Sometimes — especially now, when comprehensiveness seems most impossible — we need reminding that rap is more absorbent than isolating. As art keeps proliferating exponentially, compartmentalizing regional styles and fabricated genre tags becomes both compulsive and exhausting. Those artists that stand out over time amid all others are more often those who can synthesize and expand rather than consolidate and seclude. It is an even greater and rarer accomplishment when it comes out sounding like nothing and everything you’ve ever heard. Silently screaming straight out of Compton, rapper AD pulls from an array of arsenals on Blue 89, at times sounding like Twista spitting gasoline over new age drill beats, at others like Killer Mike ripping a mic with a cause over Public Enemy horns, at others like Kendrick scatting over lush Cali breaks. As transcendent and nomadic as it is detailed and sedentary, Blue 89 doesn’t discriminate in its affectations; it is both a history of expressive media as well as one MC’s vital story of breaking out of his cage. That he emerges sounding more established than some of his veteran contemporaries solidifies that there are still combinations left unmined in our sound memories.

Gucci Mane - Trap House 5 (The Final Chapter)
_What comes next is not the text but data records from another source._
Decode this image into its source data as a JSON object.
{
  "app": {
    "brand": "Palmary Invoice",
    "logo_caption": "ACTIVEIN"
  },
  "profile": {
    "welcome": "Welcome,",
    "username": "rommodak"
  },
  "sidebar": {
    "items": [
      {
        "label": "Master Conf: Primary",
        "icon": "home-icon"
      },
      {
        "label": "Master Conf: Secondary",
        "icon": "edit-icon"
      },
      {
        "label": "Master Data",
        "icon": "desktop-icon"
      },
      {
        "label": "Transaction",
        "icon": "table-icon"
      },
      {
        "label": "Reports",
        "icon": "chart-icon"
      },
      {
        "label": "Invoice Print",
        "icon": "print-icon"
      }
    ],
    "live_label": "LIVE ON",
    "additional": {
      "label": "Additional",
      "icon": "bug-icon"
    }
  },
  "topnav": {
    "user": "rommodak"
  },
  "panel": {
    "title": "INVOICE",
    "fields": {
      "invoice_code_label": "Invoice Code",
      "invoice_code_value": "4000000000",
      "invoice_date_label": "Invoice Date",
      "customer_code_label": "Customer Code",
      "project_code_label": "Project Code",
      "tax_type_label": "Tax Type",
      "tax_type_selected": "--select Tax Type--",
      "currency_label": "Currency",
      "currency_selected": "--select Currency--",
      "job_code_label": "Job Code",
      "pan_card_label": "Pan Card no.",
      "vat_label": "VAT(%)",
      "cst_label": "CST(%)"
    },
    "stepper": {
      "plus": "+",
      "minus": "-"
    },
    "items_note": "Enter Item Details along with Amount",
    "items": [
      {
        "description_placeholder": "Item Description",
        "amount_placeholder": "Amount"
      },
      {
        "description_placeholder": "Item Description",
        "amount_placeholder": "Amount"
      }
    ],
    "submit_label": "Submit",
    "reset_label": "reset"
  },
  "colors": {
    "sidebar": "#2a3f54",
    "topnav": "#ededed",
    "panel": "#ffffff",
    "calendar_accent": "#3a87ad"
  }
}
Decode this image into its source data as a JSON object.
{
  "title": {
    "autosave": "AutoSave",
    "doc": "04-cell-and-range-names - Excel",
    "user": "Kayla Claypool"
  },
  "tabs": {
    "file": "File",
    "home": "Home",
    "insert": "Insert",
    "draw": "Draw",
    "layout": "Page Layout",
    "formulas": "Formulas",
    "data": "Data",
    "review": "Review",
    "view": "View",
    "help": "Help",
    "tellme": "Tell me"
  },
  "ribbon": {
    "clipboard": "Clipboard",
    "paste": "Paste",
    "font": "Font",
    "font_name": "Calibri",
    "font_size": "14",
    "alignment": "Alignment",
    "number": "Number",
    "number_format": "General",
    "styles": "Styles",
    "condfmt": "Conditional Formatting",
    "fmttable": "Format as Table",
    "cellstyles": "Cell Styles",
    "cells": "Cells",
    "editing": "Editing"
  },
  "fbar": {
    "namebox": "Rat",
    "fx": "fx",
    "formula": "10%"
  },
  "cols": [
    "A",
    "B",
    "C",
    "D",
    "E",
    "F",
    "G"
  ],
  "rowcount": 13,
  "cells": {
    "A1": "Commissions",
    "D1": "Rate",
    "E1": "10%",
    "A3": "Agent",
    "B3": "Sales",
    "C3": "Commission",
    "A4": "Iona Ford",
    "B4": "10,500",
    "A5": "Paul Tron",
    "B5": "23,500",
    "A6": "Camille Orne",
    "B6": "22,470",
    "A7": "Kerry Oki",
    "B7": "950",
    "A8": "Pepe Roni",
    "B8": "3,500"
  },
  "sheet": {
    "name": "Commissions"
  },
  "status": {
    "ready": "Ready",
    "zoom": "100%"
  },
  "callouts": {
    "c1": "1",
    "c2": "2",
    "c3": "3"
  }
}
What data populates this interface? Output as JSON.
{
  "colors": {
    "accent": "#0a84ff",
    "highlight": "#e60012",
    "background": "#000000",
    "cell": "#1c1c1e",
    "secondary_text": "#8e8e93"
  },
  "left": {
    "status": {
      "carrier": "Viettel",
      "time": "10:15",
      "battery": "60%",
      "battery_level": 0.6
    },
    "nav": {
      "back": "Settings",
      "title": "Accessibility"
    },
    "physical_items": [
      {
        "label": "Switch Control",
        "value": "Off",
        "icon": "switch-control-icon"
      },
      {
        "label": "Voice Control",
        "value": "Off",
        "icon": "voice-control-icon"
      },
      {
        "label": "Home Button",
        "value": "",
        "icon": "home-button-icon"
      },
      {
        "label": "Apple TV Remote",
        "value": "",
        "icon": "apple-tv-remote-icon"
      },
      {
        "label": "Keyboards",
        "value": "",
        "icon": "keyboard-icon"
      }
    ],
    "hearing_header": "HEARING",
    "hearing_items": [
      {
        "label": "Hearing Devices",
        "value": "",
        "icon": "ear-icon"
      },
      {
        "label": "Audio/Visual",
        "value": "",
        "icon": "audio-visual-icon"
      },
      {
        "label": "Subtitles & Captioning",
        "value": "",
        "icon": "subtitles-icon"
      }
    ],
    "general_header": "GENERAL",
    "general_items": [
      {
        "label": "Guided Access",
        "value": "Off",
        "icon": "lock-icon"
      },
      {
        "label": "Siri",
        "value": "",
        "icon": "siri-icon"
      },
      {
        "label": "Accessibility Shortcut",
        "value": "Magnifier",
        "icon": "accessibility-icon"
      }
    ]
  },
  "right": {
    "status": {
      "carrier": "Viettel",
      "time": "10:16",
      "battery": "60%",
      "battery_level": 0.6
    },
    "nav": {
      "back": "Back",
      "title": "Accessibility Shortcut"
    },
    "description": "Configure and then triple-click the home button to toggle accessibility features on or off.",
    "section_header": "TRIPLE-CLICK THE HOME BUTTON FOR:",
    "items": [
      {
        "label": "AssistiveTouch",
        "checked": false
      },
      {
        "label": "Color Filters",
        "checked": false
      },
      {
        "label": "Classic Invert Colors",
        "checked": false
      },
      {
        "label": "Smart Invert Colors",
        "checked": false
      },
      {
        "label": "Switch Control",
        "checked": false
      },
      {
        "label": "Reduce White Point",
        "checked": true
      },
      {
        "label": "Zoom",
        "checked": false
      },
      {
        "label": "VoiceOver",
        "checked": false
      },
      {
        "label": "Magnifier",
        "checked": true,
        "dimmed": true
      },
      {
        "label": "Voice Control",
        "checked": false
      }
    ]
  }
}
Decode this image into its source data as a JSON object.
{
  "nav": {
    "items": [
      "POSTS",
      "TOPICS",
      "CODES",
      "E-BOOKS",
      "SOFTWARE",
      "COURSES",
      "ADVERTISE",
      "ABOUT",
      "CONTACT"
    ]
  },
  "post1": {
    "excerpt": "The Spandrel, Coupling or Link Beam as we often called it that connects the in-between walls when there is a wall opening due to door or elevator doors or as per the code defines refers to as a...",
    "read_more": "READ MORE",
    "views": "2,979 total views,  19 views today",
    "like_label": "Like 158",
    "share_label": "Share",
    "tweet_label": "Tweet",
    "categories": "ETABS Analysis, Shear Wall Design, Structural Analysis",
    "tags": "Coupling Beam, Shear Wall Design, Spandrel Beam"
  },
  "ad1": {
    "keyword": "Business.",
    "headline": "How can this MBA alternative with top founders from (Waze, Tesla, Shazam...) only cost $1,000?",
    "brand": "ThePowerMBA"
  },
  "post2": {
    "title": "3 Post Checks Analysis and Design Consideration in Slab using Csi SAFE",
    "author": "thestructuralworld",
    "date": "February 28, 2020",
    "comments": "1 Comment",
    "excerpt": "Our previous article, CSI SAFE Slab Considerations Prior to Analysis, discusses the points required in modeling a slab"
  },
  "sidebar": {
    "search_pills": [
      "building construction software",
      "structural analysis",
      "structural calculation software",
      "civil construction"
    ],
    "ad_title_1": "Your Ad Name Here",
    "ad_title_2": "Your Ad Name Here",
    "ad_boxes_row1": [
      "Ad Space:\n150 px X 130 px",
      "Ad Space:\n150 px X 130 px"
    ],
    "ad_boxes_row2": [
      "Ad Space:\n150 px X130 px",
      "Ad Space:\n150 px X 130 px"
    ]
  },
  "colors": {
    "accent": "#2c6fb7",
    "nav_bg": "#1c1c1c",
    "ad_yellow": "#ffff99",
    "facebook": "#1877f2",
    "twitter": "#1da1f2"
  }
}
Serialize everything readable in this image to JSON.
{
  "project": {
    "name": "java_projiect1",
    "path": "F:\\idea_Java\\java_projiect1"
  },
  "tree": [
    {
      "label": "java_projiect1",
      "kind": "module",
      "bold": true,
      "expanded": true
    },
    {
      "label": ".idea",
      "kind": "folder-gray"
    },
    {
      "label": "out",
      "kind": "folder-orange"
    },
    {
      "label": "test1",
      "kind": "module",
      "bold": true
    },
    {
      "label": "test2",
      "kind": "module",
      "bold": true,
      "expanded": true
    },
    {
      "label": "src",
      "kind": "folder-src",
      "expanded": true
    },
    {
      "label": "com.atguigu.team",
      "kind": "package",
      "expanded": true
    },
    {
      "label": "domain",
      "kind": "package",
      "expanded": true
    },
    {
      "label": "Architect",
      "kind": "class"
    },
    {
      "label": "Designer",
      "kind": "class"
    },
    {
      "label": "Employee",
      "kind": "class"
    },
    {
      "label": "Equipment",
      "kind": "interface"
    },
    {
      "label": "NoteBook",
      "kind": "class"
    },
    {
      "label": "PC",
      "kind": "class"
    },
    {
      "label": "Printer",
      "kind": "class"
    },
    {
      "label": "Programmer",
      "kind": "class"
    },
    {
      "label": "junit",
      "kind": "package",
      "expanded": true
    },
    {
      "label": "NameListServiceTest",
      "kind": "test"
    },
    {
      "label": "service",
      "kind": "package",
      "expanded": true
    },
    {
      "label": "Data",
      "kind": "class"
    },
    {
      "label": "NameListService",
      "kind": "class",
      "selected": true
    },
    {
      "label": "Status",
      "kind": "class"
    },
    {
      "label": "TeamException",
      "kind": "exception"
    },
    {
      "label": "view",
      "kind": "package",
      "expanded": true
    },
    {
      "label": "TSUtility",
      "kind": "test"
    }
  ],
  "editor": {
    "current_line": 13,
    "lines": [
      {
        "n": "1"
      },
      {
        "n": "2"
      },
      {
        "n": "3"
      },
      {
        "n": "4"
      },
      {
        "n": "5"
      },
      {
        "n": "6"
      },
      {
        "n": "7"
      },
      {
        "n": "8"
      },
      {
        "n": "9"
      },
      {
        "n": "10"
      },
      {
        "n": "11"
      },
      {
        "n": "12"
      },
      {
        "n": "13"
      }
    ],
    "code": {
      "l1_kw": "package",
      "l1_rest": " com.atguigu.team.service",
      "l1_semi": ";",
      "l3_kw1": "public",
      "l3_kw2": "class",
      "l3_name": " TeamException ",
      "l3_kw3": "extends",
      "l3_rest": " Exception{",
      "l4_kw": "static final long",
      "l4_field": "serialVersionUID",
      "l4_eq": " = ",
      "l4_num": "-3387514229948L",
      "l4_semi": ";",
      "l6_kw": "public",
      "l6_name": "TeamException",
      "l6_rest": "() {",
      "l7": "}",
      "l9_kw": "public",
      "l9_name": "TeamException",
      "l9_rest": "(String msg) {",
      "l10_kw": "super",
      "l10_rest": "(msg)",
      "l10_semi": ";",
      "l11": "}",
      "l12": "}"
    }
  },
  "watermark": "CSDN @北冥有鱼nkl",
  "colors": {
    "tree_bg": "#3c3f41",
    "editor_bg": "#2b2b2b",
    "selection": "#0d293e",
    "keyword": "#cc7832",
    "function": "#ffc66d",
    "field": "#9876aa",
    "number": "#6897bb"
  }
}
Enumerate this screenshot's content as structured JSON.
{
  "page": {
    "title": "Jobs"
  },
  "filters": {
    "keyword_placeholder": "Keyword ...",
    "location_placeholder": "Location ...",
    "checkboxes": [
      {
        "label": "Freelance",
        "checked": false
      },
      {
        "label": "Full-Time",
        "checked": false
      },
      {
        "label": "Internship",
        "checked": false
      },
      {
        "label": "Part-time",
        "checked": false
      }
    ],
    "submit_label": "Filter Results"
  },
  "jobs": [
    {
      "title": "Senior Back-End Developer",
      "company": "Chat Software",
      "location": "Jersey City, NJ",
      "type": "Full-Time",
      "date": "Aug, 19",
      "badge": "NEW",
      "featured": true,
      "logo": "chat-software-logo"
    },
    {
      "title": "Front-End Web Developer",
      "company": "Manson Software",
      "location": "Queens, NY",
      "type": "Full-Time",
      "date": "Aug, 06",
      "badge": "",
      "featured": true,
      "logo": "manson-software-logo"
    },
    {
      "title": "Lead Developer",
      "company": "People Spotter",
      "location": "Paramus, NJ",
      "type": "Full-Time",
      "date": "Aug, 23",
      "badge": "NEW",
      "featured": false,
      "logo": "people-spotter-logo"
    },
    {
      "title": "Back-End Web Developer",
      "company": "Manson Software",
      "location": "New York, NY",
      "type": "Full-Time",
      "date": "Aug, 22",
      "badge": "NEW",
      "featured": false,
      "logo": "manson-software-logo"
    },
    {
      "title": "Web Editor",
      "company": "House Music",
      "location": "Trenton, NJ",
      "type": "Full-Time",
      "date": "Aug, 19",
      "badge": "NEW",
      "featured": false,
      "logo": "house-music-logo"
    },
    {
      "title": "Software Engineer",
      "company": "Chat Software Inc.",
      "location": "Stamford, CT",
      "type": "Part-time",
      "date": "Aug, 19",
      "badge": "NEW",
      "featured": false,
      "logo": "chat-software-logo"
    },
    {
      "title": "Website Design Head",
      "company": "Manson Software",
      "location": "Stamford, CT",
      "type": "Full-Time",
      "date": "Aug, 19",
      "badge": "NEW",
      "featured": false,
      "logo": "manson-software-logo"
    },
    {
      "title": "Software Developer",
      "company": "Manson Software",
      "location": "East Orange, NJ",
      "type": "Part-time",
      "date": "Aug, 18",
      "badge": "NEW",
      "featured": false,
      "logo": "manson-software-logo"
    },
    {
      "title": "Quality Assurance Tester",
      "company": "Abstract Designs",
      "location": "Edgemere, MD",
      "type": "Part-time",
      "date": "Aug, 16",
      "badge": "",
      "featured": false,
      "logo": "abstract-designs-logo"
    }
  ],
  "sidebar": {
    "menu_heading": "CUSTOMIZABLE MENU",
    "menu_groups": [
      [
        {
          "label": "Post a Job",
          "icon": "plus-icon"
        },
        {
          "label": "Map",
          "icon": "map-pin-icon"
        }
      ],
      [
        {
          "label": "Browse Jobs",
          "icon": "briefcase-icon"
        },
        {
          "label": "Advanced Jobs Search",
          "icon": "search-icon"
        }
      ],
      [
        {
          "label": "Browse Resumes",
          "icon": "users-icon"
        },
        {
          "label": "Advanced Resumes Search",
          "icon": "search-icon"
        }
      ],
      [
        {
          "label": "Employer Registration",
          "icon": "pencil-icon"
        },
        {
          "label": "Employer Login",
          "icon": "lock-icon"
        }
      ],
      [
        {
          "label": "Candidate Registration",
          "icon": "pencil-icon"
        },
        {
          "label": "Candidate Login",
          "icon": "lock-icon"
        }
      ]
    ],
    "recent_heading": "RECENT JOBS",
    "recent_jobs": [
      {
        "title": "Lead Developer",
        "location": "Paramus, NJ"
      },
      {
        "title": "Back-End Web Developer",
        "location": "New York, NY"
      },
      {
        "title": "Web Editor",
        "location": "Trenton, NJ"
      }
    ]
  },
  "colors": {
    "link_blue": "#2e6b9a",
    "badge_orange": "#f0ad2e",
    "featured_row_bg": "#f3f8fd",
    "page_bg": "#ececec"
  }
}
Gucci Mane releases more music from prison than should be humanly possible, and he could easily phone it in (figuratively) at this point, collecting the checks. Gucci won’t stop though, and for his fifth (and supposedly final) edition of the Trap House saga, he distinctively makes this one a mixtape vs. a studio or digital release. Hot off releasing Breakfast, Lunch, and Dinner, Gucci switches appetites to the return of that trap house sound, wherein a typically upbeat and cheerful Gucci delivers more bangers than mash. The dark gravy persists, but “No One Else” jams harder than any track on the three-course meal trilogy, with Young Thug and PeeWee Longway helping Gucci to cook more than consume on “No One Else” — a reincarnate of summer radio replay. On “Money Stacks,” Gucci sings, “I got money stacks like dirty clothes/ I love the kids, but I don’t love the hoes,” and you instantly want to smile and sing along, something that can’t be said for the entirety of other Gucci albums. The real highlight is “Constantly” featuring Chief Keef, with transcendent synth-sampling from Honorable C-Note. Bottom line: Gucci’s Trap House albums are always the funnest. Even odd missteps like the unironic hook of “Go-Go Gadget Gucci” on “Go-Go Gadget” are amusing as hell. Additional production from Mike WiLL Made-It and Zaytoven may not be as booming as previous Trap House installments, but with Gucci’s jovial tone, club beats, and spotlight collaborations, it’s pretty damn close. With so much fun to be had, of course there will be future Trap House editions, even if it’s Trap House in Space.